The property that a married couple accumulates during the course of their marriage is typically subjected to division in the event of divorce. Most states view the property as either belonging to both spouses or belonging to just one of them. They then divide the joint property in one of two ways – they either seek an equitable distribution based on various factors or just try to split it 50/50. Connecticut’s method carries a unique twist.

In Connecticut, all property owned by the couple is generally considered apt for division in the event of a divorce, regardless of when they acquired it or who acquired it. This includes things that other states might consider exempt from division, such as

  • Assets acquired before marriage
  • Inheritances
  • Gifts
  • Personal injury awards

The division of these assets as with the couple’s other assets will likely be subject to equitable distribution principles, which consider the fair allocation of all property and assets accumulated during the marriage.

How can I protect my “separate” property?

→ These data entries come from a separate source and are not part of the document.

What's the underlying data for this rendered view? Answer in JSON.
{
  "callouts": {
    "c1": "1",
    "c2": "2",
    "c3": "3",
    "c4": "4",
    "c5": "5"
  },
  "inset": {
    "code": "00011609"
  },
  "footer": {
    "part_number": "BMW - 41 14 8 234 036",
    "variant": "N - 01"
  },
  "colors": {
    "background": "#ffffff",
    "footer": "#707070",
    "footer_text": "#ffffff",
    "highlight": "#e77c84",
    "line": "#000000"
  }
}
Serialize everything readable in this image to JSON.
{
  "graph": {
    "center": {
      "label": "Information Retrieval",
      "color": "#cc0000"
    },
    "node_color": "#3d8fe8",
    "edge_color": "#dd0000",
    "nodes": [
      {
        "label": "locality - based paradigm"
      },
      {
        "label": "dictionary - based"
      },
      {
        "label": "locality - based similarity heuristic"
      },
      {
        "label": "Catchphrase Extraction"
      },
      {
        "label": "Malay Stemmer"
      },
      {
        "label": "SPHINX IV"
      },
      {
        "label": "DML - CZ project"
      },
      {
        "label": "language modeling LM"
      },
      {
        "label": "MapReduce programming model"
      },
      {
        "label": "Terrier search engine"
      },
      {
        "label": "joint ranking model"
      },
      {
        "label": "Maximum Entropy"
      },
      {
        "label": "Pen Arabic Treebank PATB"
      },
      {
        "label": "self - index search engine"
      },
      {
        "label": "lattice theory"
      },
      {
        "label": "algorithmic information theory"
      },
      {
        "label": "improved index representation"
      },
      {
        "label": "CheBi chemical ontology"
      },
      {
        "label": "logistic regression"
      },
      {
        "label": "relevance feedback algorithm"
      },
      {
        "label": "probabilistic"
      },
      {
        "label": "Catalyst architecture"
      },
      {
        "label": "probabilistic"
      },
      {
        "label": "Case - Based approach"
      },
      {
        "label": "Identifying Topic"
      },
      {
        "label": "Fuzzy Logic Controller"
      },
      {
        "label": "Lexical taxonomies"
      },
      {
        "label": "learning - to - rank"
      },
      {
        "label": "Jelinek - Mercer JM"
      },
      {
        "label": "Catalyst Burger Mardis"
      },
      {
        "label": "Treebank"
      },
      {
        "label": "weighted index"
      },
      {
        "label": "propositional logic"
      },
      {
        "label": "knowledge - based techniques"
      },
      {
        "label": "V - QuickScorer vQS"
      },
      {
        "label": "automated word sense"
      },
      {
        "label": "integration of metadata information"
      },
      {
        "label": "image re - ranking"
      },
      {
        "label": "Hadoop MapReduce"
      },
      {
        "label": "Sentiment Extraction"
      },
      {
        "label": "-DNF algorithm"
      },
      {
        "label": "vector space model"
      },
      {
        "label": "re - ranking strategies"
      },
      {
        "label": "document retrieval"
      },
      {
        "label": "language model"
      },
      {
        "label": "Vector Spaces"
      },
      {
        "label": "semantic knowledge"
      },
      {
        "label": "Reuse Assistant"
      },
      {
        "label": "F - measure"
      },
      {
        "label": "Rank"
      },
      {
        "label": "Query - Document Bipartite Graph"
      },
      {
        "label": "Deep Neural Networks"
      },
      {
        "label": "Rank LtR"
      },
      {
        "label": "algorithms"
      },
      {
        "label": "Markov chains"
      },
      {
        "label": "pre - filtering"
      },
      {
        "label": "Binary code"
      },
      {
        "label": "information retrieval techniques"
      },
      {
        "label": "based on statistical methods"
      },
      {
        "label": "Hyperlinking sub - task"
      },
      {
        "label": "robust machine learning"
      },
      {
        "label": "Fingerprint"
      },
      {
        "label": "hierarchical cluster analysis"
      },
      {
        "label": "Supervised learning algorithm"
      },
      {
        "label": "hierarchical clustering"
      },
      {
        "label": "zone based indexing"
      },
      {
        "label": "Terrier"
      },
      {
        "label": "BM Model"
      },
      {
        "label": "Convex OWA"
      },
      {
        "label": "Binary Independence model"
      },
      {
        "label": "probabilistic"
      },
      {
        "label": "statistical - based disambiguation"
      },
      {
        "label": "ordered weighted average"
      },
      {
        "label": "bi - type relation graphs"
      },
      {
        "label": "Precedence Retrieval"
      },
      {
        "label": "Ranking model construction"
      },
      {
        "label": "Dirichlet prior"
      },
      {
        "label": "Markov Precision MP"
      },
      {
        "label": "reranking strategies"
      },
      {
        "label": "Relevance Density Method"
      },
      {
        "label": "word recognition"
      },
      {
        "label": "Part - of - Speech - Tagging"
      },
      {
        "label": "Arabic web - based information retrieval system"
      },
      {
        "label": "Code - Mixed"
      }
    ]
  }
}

There are still ways you can try to protect assets that you consider yours alone. For example

  • Have a clear, written statement delineating the nature of the property as separate before the marriage or at the time of acquisition. This can include prenuptial or postnuptial agreements that explicitly identify certain assets as separate.
  • Consider alternative approaches to the divorce process, such as mediation, which allows both parties to negotiate and reach a mutually agreeable settlement. Mediation can provide a more collaborative environment where you can advocate for the recognition of your separate property and work towards a fair division of assets without the adversarial nature of court proceedings.

Getting legal assistance can help you determine the best way to protect your assets and better ensure a fairer and more equitable division of property during the divorce process.